Saturday, July 3, 2010

A Tested Faith in American "Exceptionalism"

Since I last posted here, my wife and I have muddled along, making mortgages, making bills.  We haven't lost everything. Yet. But we have sold a car and radically altered our lifestyle. We've put off getting haircuts, entering book contests, making home improvements that might eventually let us sell a home we paid far too much for (at a market price), and even drinking coffee (if you knew my wife, you'd understand how radical that is).

Until recently, I've been preoccupied with grad school and the requisite forward-looking stance of being in a PhD program.  Now, however, we're edging closer to disaster and hence contemplating new business ventures, like continuing this blog that hasn't been updated in months, starting and building a legitimate consulting business based on our collective expertise (or just on mine . . . we'll see how it goes), as well as a handful of other potentially unwise stratagems.
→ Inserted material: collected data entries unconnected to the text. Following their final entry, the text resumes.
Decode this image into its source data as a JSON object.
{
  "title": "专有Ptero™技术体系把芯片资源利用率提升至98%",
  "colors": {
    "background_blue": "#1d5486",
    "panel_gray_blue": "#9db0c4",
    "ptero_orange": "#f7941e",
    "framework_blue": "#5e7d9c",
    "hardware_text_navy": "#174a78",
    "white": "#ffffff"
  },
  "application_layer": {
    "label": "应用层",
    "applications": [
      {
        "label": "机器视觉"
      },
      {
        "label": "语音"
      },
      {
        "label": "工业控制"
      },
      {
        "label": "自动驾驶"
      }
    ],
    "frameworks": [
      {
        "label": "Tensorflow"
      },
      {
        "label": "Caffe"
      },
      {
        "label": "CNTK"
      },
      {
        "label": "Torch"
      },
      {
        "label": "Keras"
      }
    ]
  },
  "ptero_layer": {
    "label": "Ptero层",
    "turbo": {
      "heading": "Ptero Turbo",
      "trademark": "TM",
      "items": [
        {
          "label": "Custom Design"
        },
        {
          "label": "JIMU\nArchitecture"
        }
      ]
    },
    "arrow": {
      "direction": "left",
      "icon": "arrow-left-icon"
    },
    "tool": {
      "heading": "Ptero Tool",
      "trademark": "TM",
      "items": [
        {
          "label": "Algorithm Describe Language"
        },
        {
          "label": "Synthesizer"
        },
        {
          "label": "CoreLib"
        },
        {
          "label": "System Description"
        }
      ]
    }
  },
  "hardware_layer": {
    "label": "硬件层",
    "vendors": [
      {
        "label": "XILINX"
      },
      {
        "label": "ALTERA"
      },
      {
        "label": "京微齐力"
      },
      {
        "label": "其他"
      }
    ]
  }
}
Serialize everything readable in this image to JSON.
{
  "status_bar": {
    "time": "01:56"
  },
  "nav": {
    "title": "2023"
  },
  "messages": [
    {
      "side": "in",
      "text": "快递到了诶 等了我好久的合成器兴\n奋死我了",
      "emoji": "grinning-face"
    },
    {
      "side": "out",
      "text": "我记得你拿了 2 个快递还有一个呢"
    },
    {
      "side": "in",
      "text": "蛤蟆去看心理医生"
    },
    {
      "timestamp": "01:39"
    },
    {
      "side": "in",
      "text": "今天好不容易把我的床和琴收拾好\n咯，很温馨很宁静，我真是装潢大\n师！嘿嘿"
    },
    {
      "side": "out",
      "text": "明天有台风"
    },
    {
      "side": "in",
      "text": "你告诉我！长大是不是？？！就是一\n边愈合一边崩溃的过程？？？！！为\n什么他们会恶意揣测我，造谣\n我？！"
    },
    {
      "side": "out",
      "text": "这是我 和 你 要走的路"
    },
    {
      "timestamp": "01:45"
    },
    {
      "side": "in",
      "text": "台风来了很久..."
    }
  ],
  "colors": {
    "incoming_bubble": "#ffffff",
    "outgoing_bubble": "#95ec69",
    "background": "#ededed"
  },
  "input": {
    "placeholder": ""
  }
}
In other words, our future has gotten short-term, and it's increasingly horrifying for reasons I don't fully understand.  Why the sudden shift?

Well, my wife (somehow) hasn't yet lost her health insurance, but the federal Senate has failed numerous times to extend subsidized COBRA benefits.  More, her unemployment may soon be a memory. Thanks to political grandstanding (that seems to be working).
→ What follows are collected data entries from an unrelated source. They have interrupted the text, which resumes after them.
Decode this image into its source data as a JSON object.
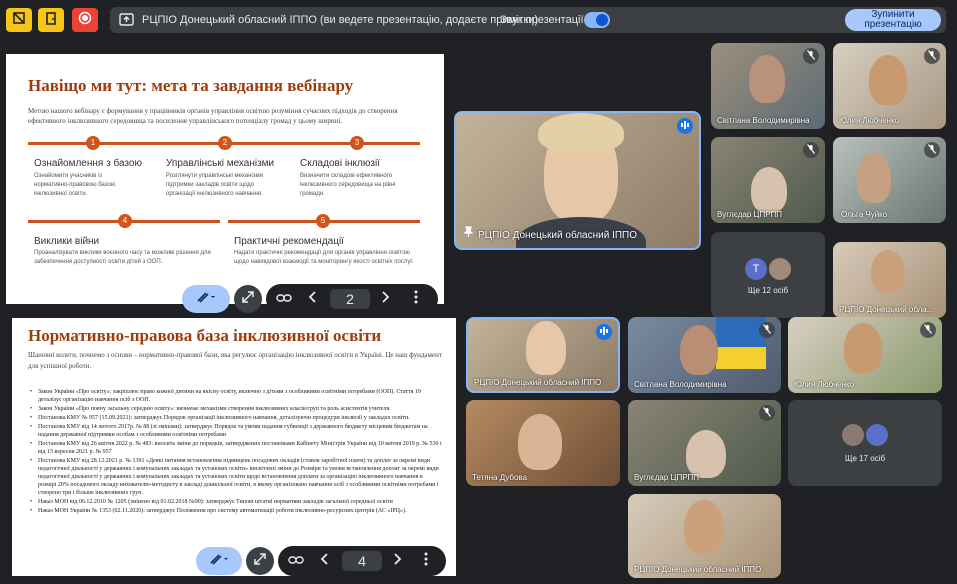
{
  "topbar": {
    "presentation_title": "РЦПІО Донецький обласний ІППО (ви ведете презентацію, додаєте примітки)",
    "sound_label": "Звук презентації",
    "stop_line1": "Зупинити",
    "stop_line2": "презентацію"
  },
  "slide1": {
    "title": "Навіщо ми тут: мета та завдання вебінару",
    "intro": "Метою нашого вебінару є формування у працівників органів управління освітою розуміння сучасних підходів до створення ефективного інклюзивного середовища та посилення управлінського потенціалу громад у цьому ширині.",
    "steps": [
      {
        "num": "1",
        "title": "Ознайомлення з базою",
        "desc": "Ознайомити учасників із нормативно-правовою базою інклюзивної освіти."
      },
      {
        "num": "2",
        "title": "Управлінські механізми",
        "desc": "Розглянути управлінські механізми підтримки закладів освіти щодо організації інклюзивного навчання."
      },
      {
        "num": "3",
        "title": "Складові інклюзії",
        "desc": "Визначити складові ефективного інклюзивного середовища на рівні громади."
      },
      {
        "num": "4",
        "title": "Виклики війни",
        "desc": "Проаналізувати виклики воєнного часу та можливі рішення для забезпечення доступності освіти дітей з ООП."
      },
      {
        "num": "5",
        "title": "Практичні рекомендації",
        "desc": "Надати практичні рекомендації для органів управління освітою щодо навякдової взаємодії та моніторингу якості освітніх послуг."
      }
    ],
    "page": "2"
  },
  "slide2": {
    "title": "Нормативно-правова база інклюзивної освіти",
    "intro": "Шановні колеги, почнемо з основи – нормативно-правової бази, яка регулює організацію інклюзивної освіти в Україні. Це наш фундамент для успішної роботи.",
    "bullets": [
      "Закон України «Про освіту»: закріплює право кожної дитини на якісну освіту, включно з дітьми з особливими освітніми потребами (ООП). Стаття 19 деталізує організацію навчання осіб з ООП.",
      "Закон України «Про повну загальну середню освіту»: визначає механізми створення інклюзивних класів/груп та роль асистентів учителя.",
      "Постанова КМУ № 957 (15.09.2021): затверджує Порядок організації інклюзивного навчання, деталізуючи процедури інклюзії у закладах освіти.",
      "Постанова КМУ від 14 лютого 2017р. № 88 (зі змінами): затверджує Порядок та умови надання субвенції з державного бюджету місцевим бюджетам на надання державної підтримки особам з особливими освітніми потребами",
      "Постанова КМУ від 26 квітня 2022 р. № 483: вносить зміни до порядків, затверджених постановами Кабінету Міністрів України від 10 квітня 2019 р. № 530 і від 15 вересня 2021 р. № 957",
      "Постанова КМУ від 28.12.2021 р. № 1391 «Деякі питання встановлення підвищень посадових окладів (ставок заробітної плати) та доплат за окремі види педагогічної діяльності у державних і комунальних закладах та установах освіти» висвітлені зміни до Розміри та умови встановлення доплат за окремі види педагогічної діяльності у державних і комунальних закладах та установах освіти щодо встановлення доплати за організацію інклюзивного навчання в розмірі 20% посадового окладу вихователю-методисту в закладі дошкільної освіти, в якому організовано навчання осіб з особливими освітніми потребами і створено три і більше інклюзивних груп.",
      "Наказ МОН від 06.12.2010 № 1205 (змінено від 01.02.2018 №90): затверджує Типові штатні нормативи закладів загальної середньої освіти",
      "Наказ МОН України № 1353 (02.11.2020): затверджує Положення про систему автоматизації роботи інклюзивно-ресурсних центрів (АС «ІРЦ»)."
    ],
    "page": "4"
  },
  "featured": {
    "name": "РЦПІО Донецький обласний ІППО"
  },
  "participants_right": [
    {
      "name": "Світлана Володимирівна"
    },
    {
      "name": "Юлия Любченко"
    },
    {
      "name": "Вуглєдар ЦПРПП"
    },
    {
      "name": "Ольга Чуйко"
    },
    {
      "name": "Ще 12 осіб",
      "avatar_letter": "Т"
    },
    {
      "name": "РЦПІО Донецький обла..."
    }
  ],
  "participants_bottom": [
    {
      "name": "РЦПІО Донецький обласний ІППО"
    },
    {
      "name": "Світлана Володимирівна"
    },
    {
      "name": "Юлия Любченко"
    },
    {
      "name": "Тетяна Дубова"
    },
    {
      "name": "Вуглєдар ЦПРПП"
    },
    {
      "name": "Ще 17 осіб"
    },
    {
      "name": "РЦПІО Донецький обласний ІППО"
    }
  ],
  "colors": {
    "accent": "#c9531e",
    "title": "#9c3d0e",
    "bar": "#202124",
    "highlight": "#8ab4f8"
  },
  "icons": [
    "hand-icon",
    "door-icon",
    "record-icon",
    "present-icon",
    "pen-icon",
    "expand-icon",
    "link-icon",
    "chevron-left-icon",
    "chevron-right-icon",
    "more-icon",
    "mic-off-icon",
    "pin-icon",
    "speaking-icon"
  ]
}
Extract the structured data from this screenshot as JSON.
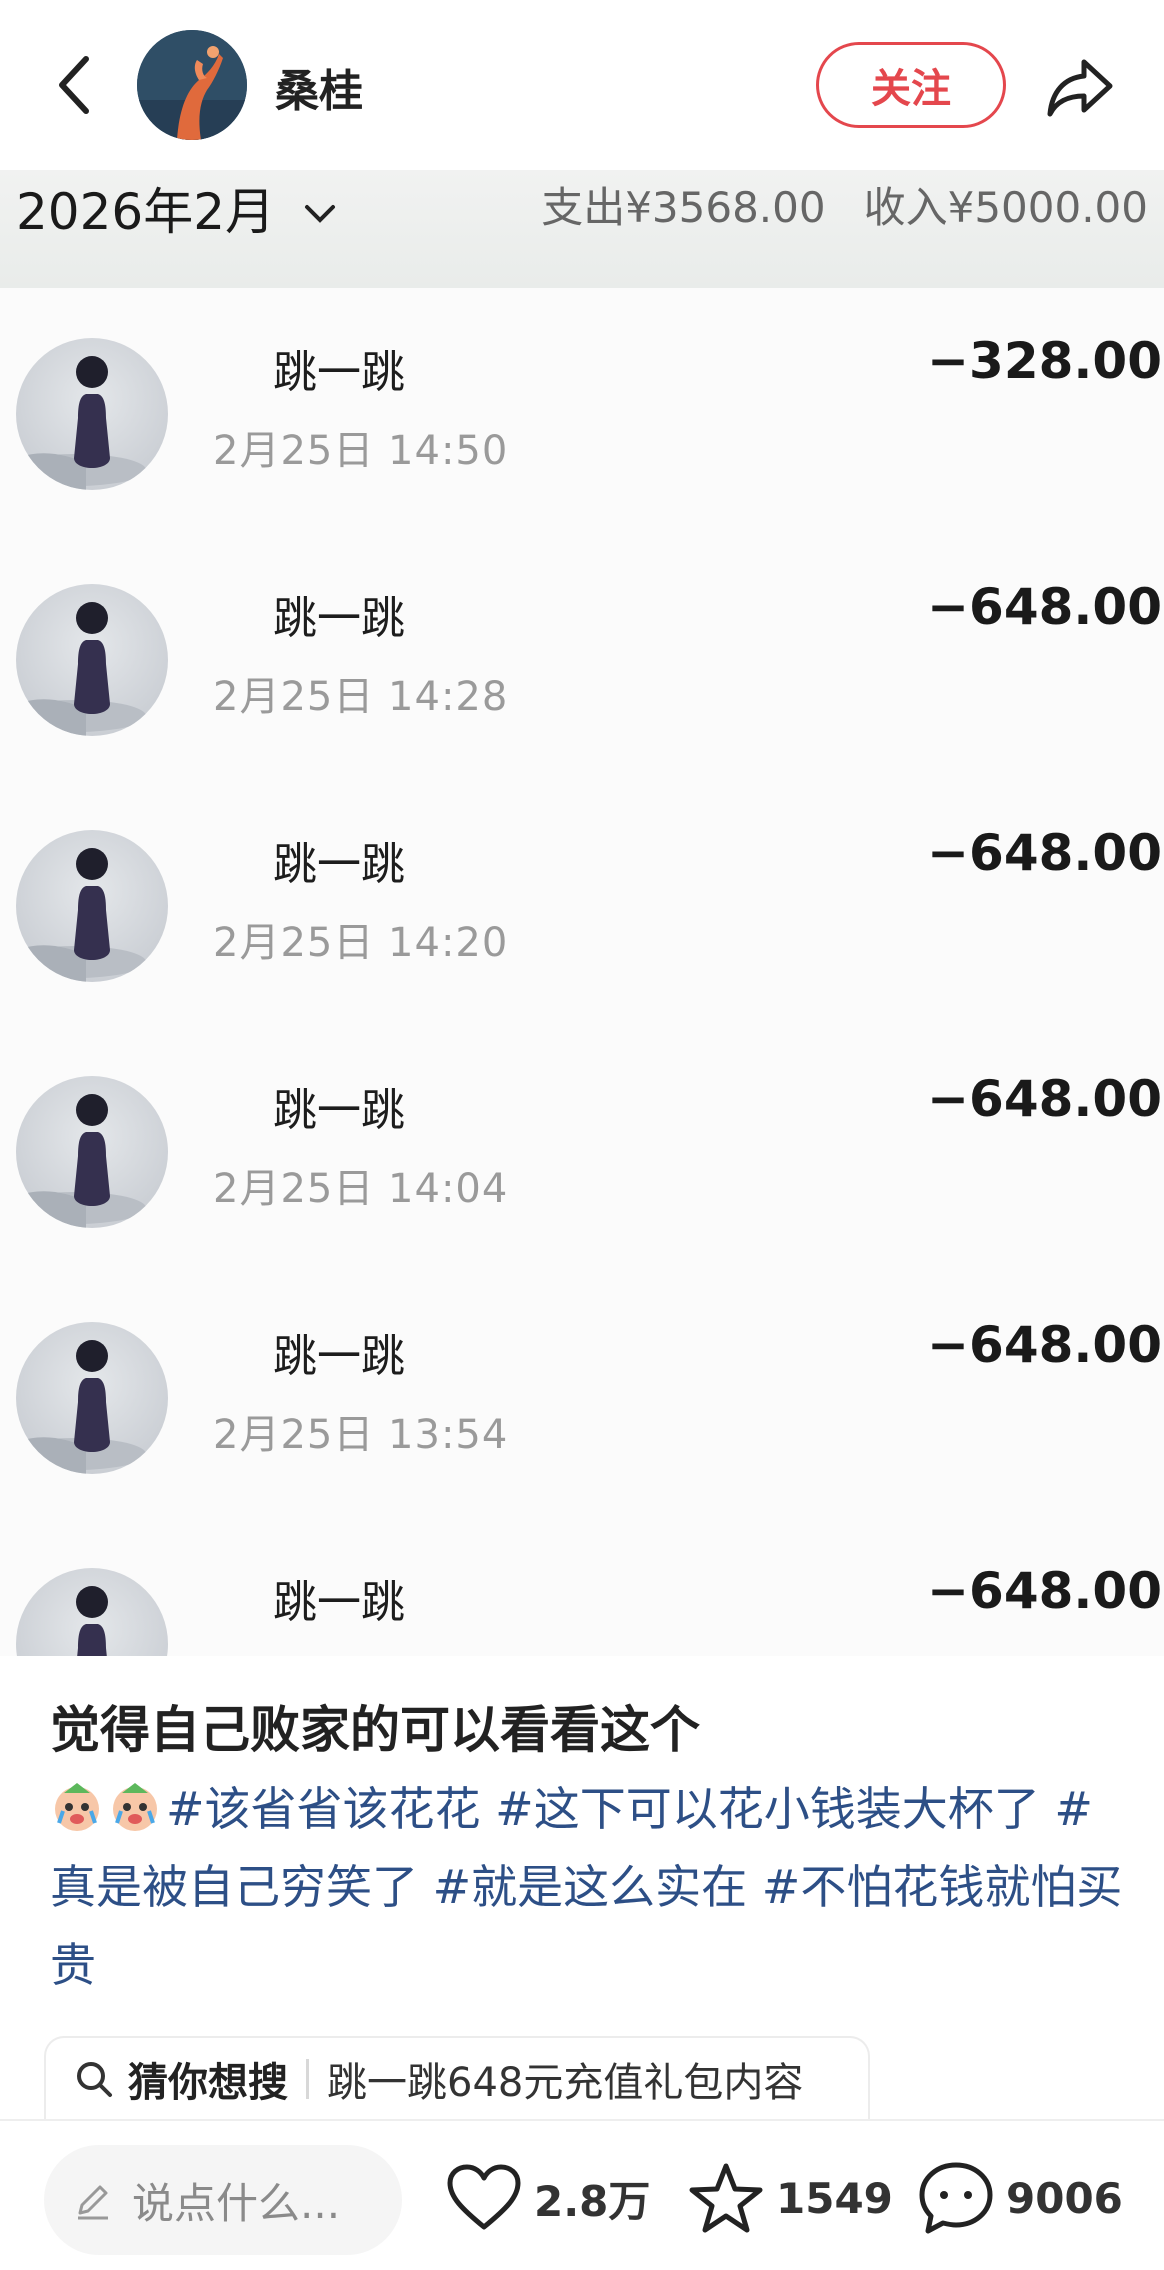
{
  "header": {
    "username": "桑桂",
    "follow_label": "关注"
  },
  "ledger": {
    "month": "2026年2月",
    "expense": "支出¥3568.00",
    "income": "收入¥5000.00",
    "transactions": [
      {
        "name": "跳一跳",
        "time": "2月25日 14:50",
        "amount": "−328.00"
      },
      {
        "name": "跳一跳",
        "time": "2月25日 14:28",
        "amount": "−648.00"
      },
      {
        "name": "跳一跳",
        "time": "2月25日 14:20",
        "amount": "−648.00"
      },
      {
        "name": "跳一跳",
        "time": "2月25日 14:04",
        "amount": "−648.00"
      },
      {
        "name": "跳一跳",
        "time": "2月25日 13:54",
        "amount": "−648.00"
      },
      {
        "name": "跳一跳",
        "time": "",
        "amount": "−648.00"
      }
    ]
  },
  "post": {
    "title": "觉得自己败家的可以看看这个",
    "tags": [
      "#该省省该花花",
      "#这下可以花小钱装大杯了",
      "#真是被自己穷笑了",
      "#就是这么实在",
      "#不怕花钱就怕买贵"
    ]
  },
  "search_suggestion": {
    "label": "猜你想搜",
    "query": "跳一跳648元充值礼包内容"
  },
  "bottom": {
    "comment_placeholder": "说点什么...",
    "likes": "2.8万",
    "favorites": "1549",
    "comments": "9006"
  },
  "colors": {
    "accent": "#e4474d",
    "tag": "#2d4f86"
  },
  "icons": [
    "back-icon",
    "share-icon",
    "chevron-down-icon",
    "search-icon",
    "pen-icon",
    "heart-icon",
    "star-icon",
    "comment-icon",
    "crying-emoji-icon"
  ]
}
As odd as it may sound, when the current economic crisis began, I was hopeful, expectant.  I believed that our country could reshape itself and draw on its history of noble ideas and empathy to change the fabric of our society for the better.  I believed that the USA--not because of its politicians, but because of its people--truly was an exceptional place in the world.  Increasingly, I think that my assessment was correct, but not because we have lived up to the necessities of ingenuity and empathy.  No, I now think America is remarkable because of its remarkable collective amnesia, because this is a country where 2 million people might lose the lifeline of unemployment benefits simply for the sake of politics, where the truth is a variable that shifts in relation to the election cycle, where millionaires in the Senate chamber can put lipstick on a pig and call it "reform."  I believe, I'm afraid, that what makes us exceptional is our collective apathy.

We watch our friends, our neighbors struggle and then vote for those who are aligned with the insurance companies, the banks, the media, and just sort of hope.

Come on, America, prove me wrong.  Live up to the platitudes.  Let's see how we can innovate out of oil dependency, credit derivatives, corporate fraud, and the damn lies of politic speak.  Let's afford everyone their basic human dignity, their basic rights, like access to shelter, food, and healthcare.  Let's prove ourselves.

What? No?  You have other plans.  There's a new iPhone?  You're a real American?  And, as a liberal, I'm not?

Oh well, fuck it.  Life's too short to believe in fairy tales anyhow.